Queste storie, al contrario delle voci terribili che si accompagnano a rivoluzioni, guerre, epidemie e ai periodi in cui la storia sembra accelerare, scandiscono il tempo più lento della quotidianità (nei casi citati, la vacanza, la presenza dell’animale domestico), oppure evidenziano piccoli conflitti gestibili all’interno di un gruppo - quelli a cui è più attenta la microstoria.

In tutti i casi, studiare voci e leggende del passato secondo i tanti metodi che le scienze umane oggi hanno a disposizione non è solo un lavoro per cultori dei dettagli dei tempi antichi. Usare questa prospettiva ci serve per capire la circolazione, la struttura e la forza delle leggende dei nostri giorni, che spesso nascono su conflitti e tensioni gravi, s’intrecciano in molti casi al pensiero cospirazionista e viaggiano velocissime grazie al Web. Al contempo, questo studio è utile pure per mettere nella giusta prospettiva la percezione corrente secondo la quale la forza di ciò che è “falso” oggi sarebbe maggiore che in passato.

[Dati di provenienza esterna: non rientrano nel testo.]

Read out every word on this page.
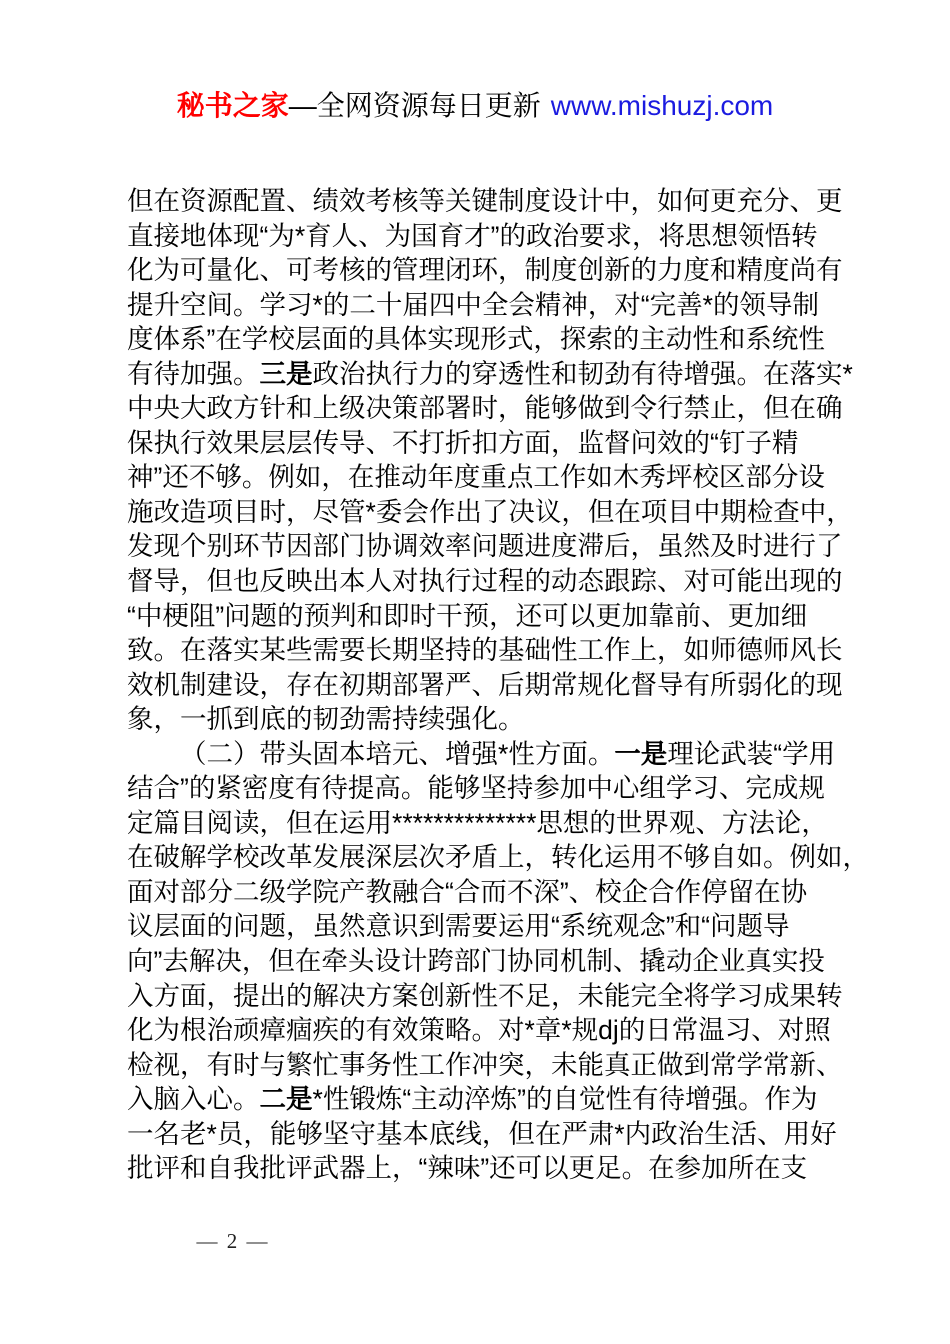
秘书之家—全网资源每日更新 www.mishuzj.com
但在资源配置、绩效考核等关键制度设计中，如何更充分、更
直接地体现“为*育人、为国育才”的政治要求，将思想领悟转
化为可量化、可考核的管理闭环，制度创新的力度和精度尚有
提升空间。学习*的二十届四中全会精神，对“完善*的领导制
度体系”在学校层面的具体实现形式，探索的主动性和系统性
有待加强。三是政治执行力的穿透性和韧劲有待增强。在落实*
中央大政方针和上级决策部署时，能够做到令行禁止，但在确
保执行效果层层传导、不打折扣方面，监督问效的“钉子精
神”还不够。例如，在推动年度重点工作如木秀坪校区部分设
施改造项目时，尽管*委会作出了决议，但在项目中期检查中，
发现个别环节因部门协调效率问题进度滞后，虽然及时进行了
督导，但也反映出本人对执行过程的动态跟踪、对可能出现的
“中梗阻”问题的预判和即时干预，还可以更加靠前、更加细
致。在落实某些需要长期坚持的基础性工作上，如师德师风长
效机制建设，存在初期部署严、后期常规化督导有所弱化的现
象，一抓到底的韧劲需持续强化。
（二）带头固本培元、增强*性方面。一是理论武装“学用
结合”的紧密度有待提高。能够坚持参加中心组学习、完成规
定篇目阅读，但在运用**************思想的世界观、方法论，
在破解学校改革发展深层次矛盾上，转化运用不够自如。例如，
面对部分二级学院产教融合“合而不深”、校企合作停留在协
议层面的问题，虽然意识到需要运用“系统观念”和“问题导
向”去解决，但在牵头设计跨部门协同机制、撬动企业真实投
入方面，提出的解决方案创新性不足，未能完全将学习成果转
化为根治顽瘴痼疾的有效策略。对*章*规dj的日常温习、对照
检视，有时与繁忙事务性工作冲突，未能真正做到常学常新、
入脑入心。二是*性锻炼“主动淬炼”的自觉性有待增强。作为
一名老*员，能够坚守基本底线，但在严肃*内政治生活、用好
批评和自我批评武器上，“辣味”还可以更足。在参加所在支
— 2 —
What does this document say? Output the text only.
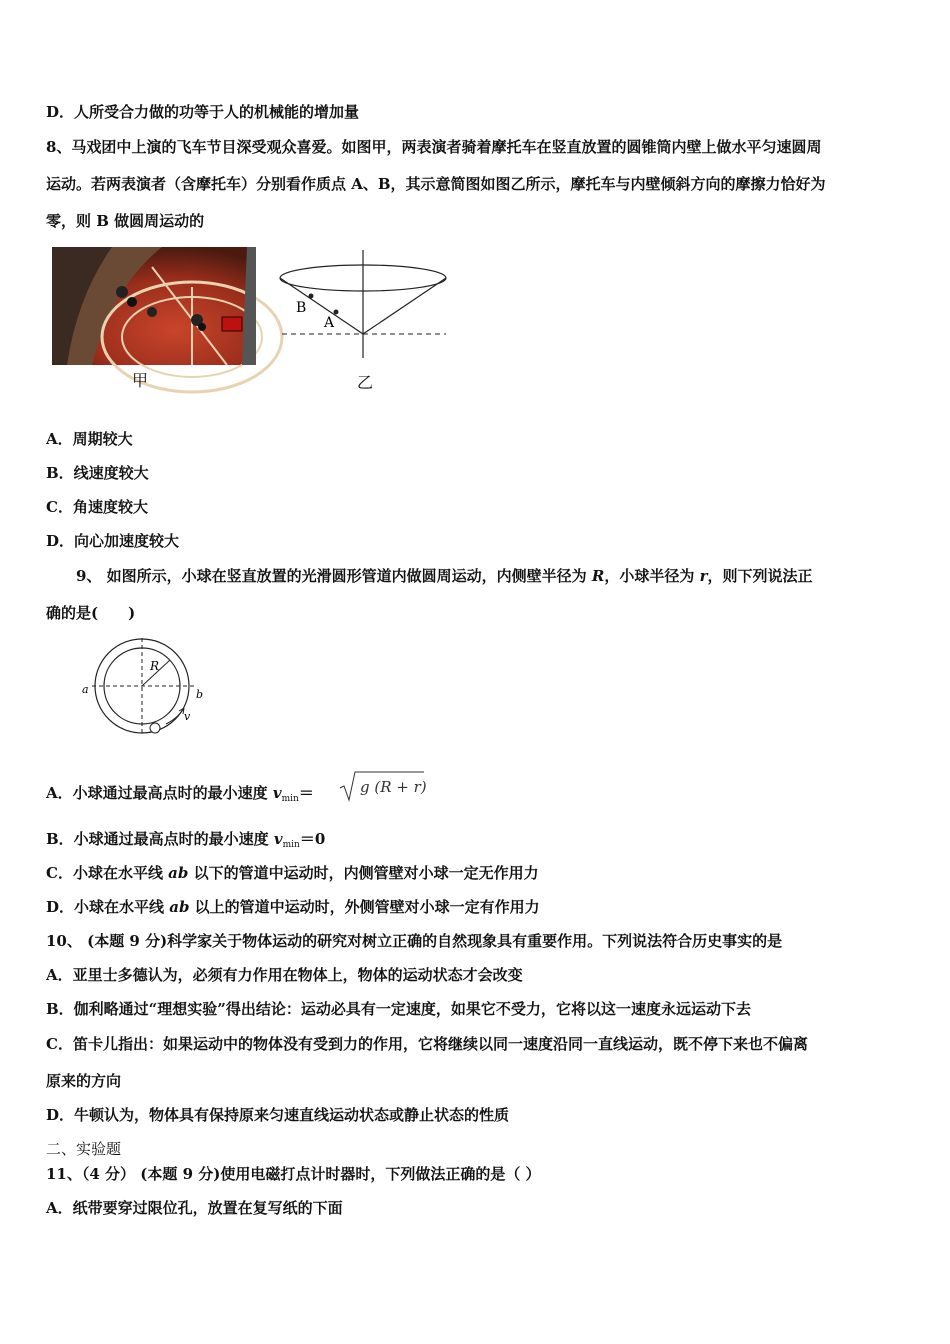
D．人所受合力做的功等于人的机械能的增加量
8、马戏团中上演的飞车节目深受观众喜爱。如图甲，两表演者骑着摩托车在竖直放置的圆锥筒内壁上做水平匀速圆周
运动。若两表演者（含摩托车）分别看作质点 A、B，其示意简图如图乙所示，摩托车与内壁倾斜方向的摩擦力恰好为
零，则 B 做圆周运动的
甲
B
A
乙
A．周期较大
B．线速度较大
C．角速度较大
D．向心加速度较大
9、 如图所示，小球在竖直放置的光滑圆形管道内做圆周运动，内侧壁半径为 R，小球半径为 r，则下列说法正
确的是(　　)
R
a	b
v
A．小球通过最高点时的最小速度 $v_{min}=$	g (R + r)
B．小球通过最高点时的最小速度 $v_{min}=0$
C．小球在水平线 ab 以下的管道中运动时，内侧管壁对小球一定无作用力
D．小球在水平线 ab 以上的管道中运动时，外侧管壁对小球一定有作用力
10、 (本题 9 分)科学家关于物体运动的研究对树立正确的自然现象具有重要作用。下列说法符合历史事实的是
A．亚里士多德认为，必须有力作用在物体上，物体的运动状态才会改变
B．伽利略通过“理想实验”得出结论：运动必具有一定速度，如果它不受力，它将以这一速度永远运动下去
C．笛卡儿指出：如果运动中的物体没有受到力的作用，它将继续以同一速度沿同一直线运动，既不停下来也不偏离
原来的方向
D．牛顿认为，物体具有保持原来匀速直线运动状态或静止状态的性质
二、实验题
11、（4 分） (本题 9 分)使用电磁打点计时器时，下列做法正确的是（ ）
A．纸带要穿过限位孔，放置在复写纸的下面
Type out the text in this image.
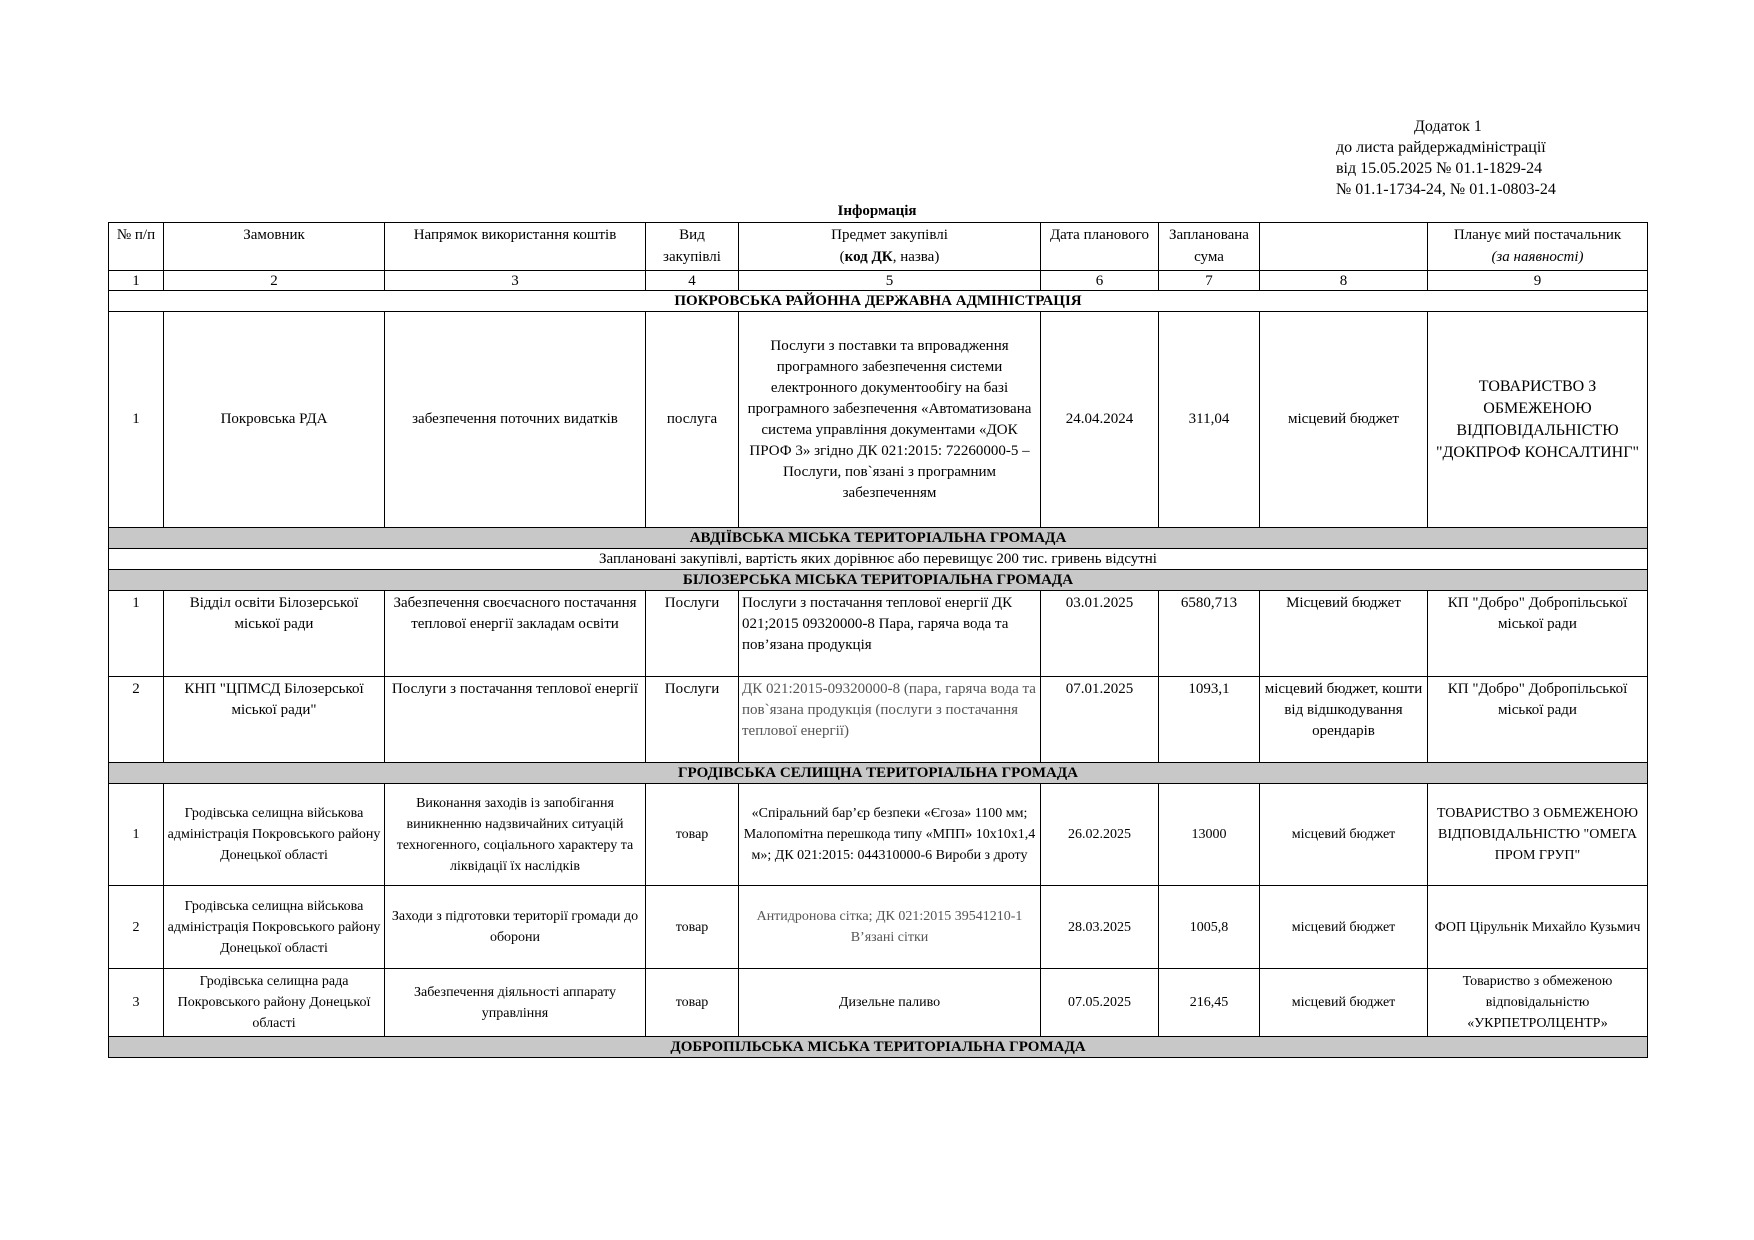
Додаток 1
до листа райдержадміністрації
від 15.05.2025 № 01.1-1829-24
№ 01.1-1734-24, № 01.1-0803-24
Інформація
№ п/п	Замовник	Напрямок використання коштів	Вид закупівлі	Предмет закупівлі
(код ДК, назва)	Дата планового	Запланована сума		Планує мий постачальник
(за наявності)
1	2	3	4	5	6	7	8	9
ПОКРОВСЬКА РАЙОННА ДЕРЖАВНА АДМІНІСТРАЦІЯ								
1	Покровська РДА	забезпечення поточних видатків	послуга	Послуги з поставки та впровадження програмного забезпечення системи електронного документообігу на базі програмного забезпечення «Автоматизована система управління документами «ДОК ПРОФ 3» згідно ДК 021:2015: 72260000-5 – Послуги, пов`язані з програмним забезпеченням	24.04.2024	311,04	місцевий бюджет	ТОВАРИСТВО З ОБМЕЖЕНОЮ ВІДПОВІДАЛЬНІСТЮ "ДОКПРОФ КОНСАЛТИНГ"
АВДІЇВСЬКА МІСЬКА ТЕРИТОРІАЛЬНА ГРОМАДА								
Заплановані закупівлі, вартість яких дорівнює або перевищує 200 тис. гривень відсутні								
БІЛОЗЕРСЬКА МІСЬКА ТЕРИТОРІАЛЬНА ГРОМАДА								
1	Відділ освіти Білозерської міської ради	Забезпечення своєчасного постачання теплової енергії закладам освіти	Послуги	Послуги з постачання теплової енергії ДК 021;2015 09320000-8 Пара, гаряча вода та пов’язана продукція	03.01.2025	6580,713	Місцевий бюджет	КП "Добро" Добропільської міської ради
2	КНП "ЦПМСД Білозерської міської ради"	Послуги з постачання теплової енергії	Послуги	ДК 021:2015-09320000-8 (пара, гаряча вода та пов`язана продукція (послуги з постачання теплової енергії)	07.01.2025	1093,1	місцевий бюджет, кошти від відшкодування орендарів	КП "Добро" Добропільської міської ради
ГРОДІВСЬКА СЕЛИЩНА ТЕРИТОРІАЛЬНА ГРОМАДА								
1	Гродівська селищна військова адміністрація Покровського району Донецької області	Виконання заходів із запобігання виникненню надзвичайних ситуацій техногенного, соціального характеру та ліквідації їх наслідків	товар	«Спіральний бар’єр безпеки «Єгоза» 1100 мм; Малопомітна перешкода типу «МПП» 10х10х1,4 м»; ДК 021:2015: 044310000-6 Вироби з дроту	26.02.2025	13000	місцевий бюджет	ТОВАРИСТВО З ОБМЕЖЕНОЮ ВІДПОВІДАЛЬНІСТЮ "ОМЕГА ПРОМ ГРУП"
2	Гродівська селищна військова адміністрація Покровського району Донецької області	Заходи з підготовки території громади до оборони	товар	Антидронова сітка; ДК 021:2015 39541210-1 В’язані сітки	28.03.2025	1005,8	місцевий бюджет	ФОП Цірульнік Михайло Кузьмич
3	Гродівська селищна рада Покровського району Донецької області	Забезпечення діяльності аппарату управління	товар	Дизельне паливо	07.05.2025	216,45	місцевий бюджет	Товариство з обмеженою відповідальністю «УКРПЕТРОЛЦЕНТР»
ДОБРОПІЛЬСЬКА МІСЬКА ТЕРИТОРІАЛЬНА ГРОМАДА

Per quanto diversi segnali sociali debbano preoccupare, il quadro complessivo è assai frastagliato: leggende piene di ostilità, voci ed esagerazioni sono state prodotte da qualsiasi società, da qualsiasi gruppo sociale o religioso e da individui di qualsiasi orientamento politico. Usare le categorie di un “noi” chiaro e luminoso (gli individui razionali, capaci di misurare i propri limiti e i propri pregiudizi) contrapposto a un “loro” capace di inventare di tutto non è soltanto controproducente per la causa della razionalità: è antiscientifico e contrario all’evidenza di cui disponiamo.

Bibliografia

  • Ramsay, C. 1991. Ideology of the Great Fear, John Hopkins University, Baltimora.
  • Lincos, S., Stilo, G. 2021. “La grande paura dei vaccini del 1917-18”, https://tinyurl.com/mry23wbw .
  • Braccini, T. 2021. Miti vaganti. Leggende metropolitane tra gli antichi e noi, Il Mulino, Bologna.
  • Young, S. 2022. The Nail in the Skull and Other Victorian Urban Legends, University Press of Mississippi.